= Libyan interim Constitutional Declaration =

2011 interim constitution of Libya

The Constitutional Declaration is the current supreme law of Libya, introduced due to the overthrow of the Gaddafi government in the Libyan Civil War. It was finalised on 3 August 2011 by the National Transitional Council, and is intended to remain in effect until a permanent constitution is written and ratified in a referendum. The document was publicly announced at a press conference of 10 August by Abdul Hafiz Ghoga, Vice President and official spokesman of the NTC.

The document consists of 37 articles in five sections. Articles 1-6 state general provisions regarding Libya as a state. Articles 7-15 specify civil rights and public freedoms. Articles 17-29 specify the operation of the interim government. Articles 30-32 guarantee an independent judiciary. Articles 33-37 are "conclusive provisions".

The Constituent Assembly of Libya was elected in 2014. It prepared the 2017 draft Libyan constitution which it approved by a two-thirds majority in July 2017.

==Declaration of statehood and basic rights==
Article 1 of the Constitutional Declaration describes the Libyan state as follows:
- it is a democracy, wherein the people act as the source of political authorities
- Tripoli is the State capital
- Islam is the State religion
- The Islamic Sharia is its principal source of legislation
- the State grants the right of freedom of religion for non-Muslim minorities
- Arabic is the official language
- The State protects the linguistic and cultural rights of all components of Libyan society

Article 3 defines the flag of Libya.
Article 4 declares the aim of establishing a democratic State based on a multi-party system.
Article 6 describes the principle of rule of law taking precedence over tribal or personal loyalties, and the principle of non-discrimination and equal rights of all citizens regardless of religion, ethnicity or social status, and the guarantee of the state upholding women's rights, granting full participation of women in politics, economy and the social sphere.

==Provisions for the transitional phase==
Article 30 of the document lays out a process for the drafting of a permanent constitution, with time limits for each section meaning that one should be in place by around December 2013 at the latest. The process has however been subject to several delays such as the postponement of the General National Congress election by a month, and the target for appointing a Constituent Assembly was missed due to political wrangling over the post of Prime Minister.

Article 29, repeated as article 33, contains the provision that no member of the National Transitional Council may nominate a candidate or themselves assume the position of President of the state, of a member of the legislative council, or of a ministerial portfolio.

== Amendments ==
As of October 2023, there are 13 amendments to the Libyan interim Constitutional Declaration.

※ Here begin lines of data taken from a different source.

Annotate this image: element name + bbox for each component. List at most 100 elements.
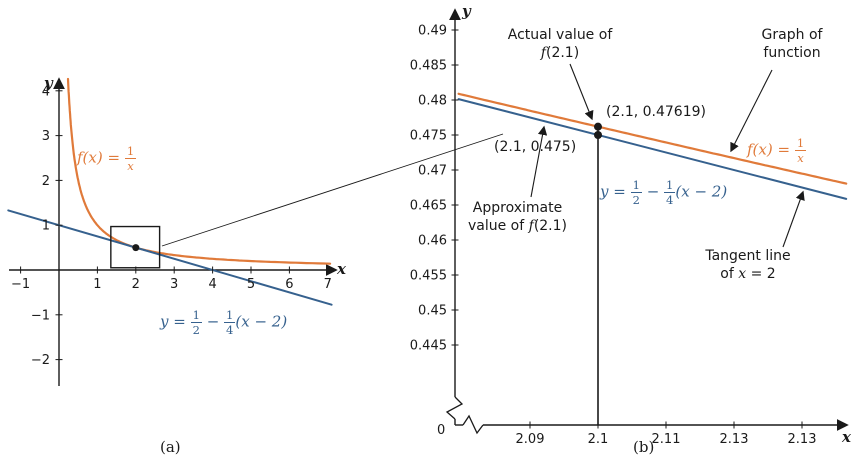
tangent-post-b: (x − 2) xyxy=(675,182,728,201)
tick-label: 7 xyxy=(324,277,332,292)
tangent-f2-den-b: 4 xyxy=(666,193,674,208)
caption-a: (a) xyxy=(160,438,181,456)
tick-label: 0.455 xyxy=(410,269,447,284)
tangent-minus: − xyxy=(201,312,225,331)
annotation-tangent-line: Tangent line of x = 2 xyxy=(692,247,804,283)
actual-line1: Actual value of xyxy=(507,27,613,43)
tick-label: 1 xyxy=(42,219,50,234)
panel-b-y-axis-break xyxy=(445,396,464,420)
graph-line1: Graph of xyxy=(761,27,823,43)
tick-label: 6 xyxy=(285,277,293,292)
tick-label: 0.48 xyxy=(418,94,447,109)
fx-denominator: x xyxy=(127,159,134,174)
approximate-value-point xyxy=(594,131,602,139)
tangent-f2-num-b: 1 xyxy=(664,178,676,194)
panel-b-y-axis-label: y xyxy=(462,2,471,20)
tick-label: 2.13 xyxy=(788,432,817,447)
tangent-f2-num: 1 xyxy=(224,308,236,324)
fx-numerator: 1 xyxy=(124,144,137,160)
tick-label: 4 xyxy=(208,277,216,292)
tick-label: 4 xyxy=(42,84,50,99)
approx-rest: (2.1) xyxy=(533,218,568,235)
panel-b-x-axis-label: x xyxy=(842,428,851,446)
annotation-graph-of-function: Graph of function xyxy=(737,26,847,62)
approx-f: f xyxy=(528,218,534,235)
zoom-connector-line xyxy=(161,133,504,247)
tangent-ann-line1: Tangent line xyxy=(705,248,791,264)
tick-label: −1 xyxy=(31,308,50,323)
tick-label: 0.475 xyxy=(410,129,447,144)
graph-line2: function xyxy=(763,45,821,62)
zoom-box xyxy=(110,225,161,269)
panel-a-y-axis-label: y xyxy=(44,74,53,92)
fx-numerator-b: 1 xyxy=(794,136,807,152)
tangent-f1-den: 2 xyxy=(192,323,200,338)
tangent-f1-num: 1 xyxy=(190,308,202,324)
actual-f: f xyxy=(540,45,546,62)
tick-label: 0.465 xyxy=(410,199,447,214)
fx-prefix-b: f(x) = xyxy=(747,140,795,159)
tangent-f1-num-b: 1 xyxy=(630,178,642,194)
point-label-approx: (2.1, 0.475) xyxy=(494,139,577,155)
tick-label: 0.46 xyxy=(418,234,447,249)
panel-b-ticks: 2.09 2.1 2.11 2.13 2.13 0.445 0.45 0.455 0.46 0.4… xyxy=(410,24,817,448)
panel-a-x-axis-label: x xyxy=(337,260,346,278)
tick-label: 2.1 xyxy=(588,432,609,447)
tangent-ann-line2-pre: of xyxy=(720,266,739,283)
tangent-line-arrow xyxy=(782,190,805,248)
graph-of-function-arrow xyxy=(730,69,773,153)
caption-b: (b) xyxy=(633,438,655,456)
panel-b-origin-label: 0 xyxy=(437,423,446,438)
tick-label: 0.45 xyxy=(418,304,447,319)
approx-line2-pre: value of xyxy=(467,218,529,235)
point-label-actual: (2.1, 0.47619) xyxy=(606,104,706,120)
tick-label: −2 xyxy=(31,353,50,368)
actual-value-point xyxy=(594,122,602,131)
actual-value-arrow xyxy=(569,63,594,121)
tick-label: 2 xyxy=(132,277,140,292)
tangent-post: (x − 2) xyxy=(235,312,288,331)
tick-label: 0.485 xyxy=(410,59,447,74)
tangent-line-b xyxy=(457,98,848,200)
annotation-actual-value: Actual value of f(2.1) xyxy=(495,26,625,62)
annotation-approximate-value: Approximate value of f(2.1) xyxy=(450,199,585,235)
tick-label: 2 xyxy=(42,174,50,189)
tick-label: 3 xyxy=(170,277,178,292)
tick-label: 2.13 xyxy=(720,432,749,447)
tangent-f1-den-b: 2 xyxy=(632,193,640,208)
fx-denominator-b: x xyxy=(797,151,804,166)
approximate-value-arrow xyxy=(530,125,548,198)
tick-label: 0.445 xyxy=(410,339,447,354)
tangent-ann-x: x xyxy=(738,266,747,283)
tick-label: 0.49 xyxy=(418,24,447,39)
tick-label: 5 xyxy=(247,277,255,292)
tick-label: 2.09 xyxy=(516,432,545,447)
actual-rest: (2.1) xyxy=(545,45,580,62)
tick-label: 0.47 xyxy=(418,164,447,179)
tick-label: 1 xyxy=(93,277,101,292)
curve-f-b xyxy=(457,92,848,185)
panel-b-x-axis-break xyxy=(462,414,484,435)
approx-line1: Approximate xyxy=(472,200,563,216)
tangent-pre-b: y = xyxy=(600,182,631,201)
tangent-pre: y = xyxy=(160,312,191,331)
tangent-minus-b: − xyxy=(641,182,665,201)
tangent-ann-line2-post: = 2 xyxy=(746,266,776,283)
panel-b-curves xyxy=(457,92,848,425)
tangent-f2-den: 4 xyxy=(226,323,234,338)
panel-a-curves xyxy=(7,77,333,306)
fx-prefix: f(x) = xyxy=(77,148,125,167)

The tenth amendment divided the country into three voting districts (Tripolitania, Cyrenaica and Fezzan) for the upcoming referendum on the 2017 draft constitution by the Constituent Assembly. It was adopted by the House of Representatives on 26 November 2018.

The twelfth amendment created a 24-member committee divided equally among Libya's three historic regions to draft a new constitution, replacing the 2017 draft constitution. It was approved by the House of Representatives on 10 February 2022 after 126 out of "more than" 147 members present voted for the amendment. However, the High Council of State rejected the amendment by a vote of 51 out of 60 on 24 February.

In March 2023, both the House of Representatives and the High Council of State passed the thirteenth amendment containing thirty-four articles defining a new system of government and the tasks of the elected president and prime minister.

==Further constitutional steps==
The Constituent Assembly of Libya of 20 members from each of Tripolitania, Cyrenaica and Fezzan was elected in February 2014. The election was organised by the High National Election Commission (HNEC). In July 2017, the assembly finalised the 2017 draft Libyan constitution.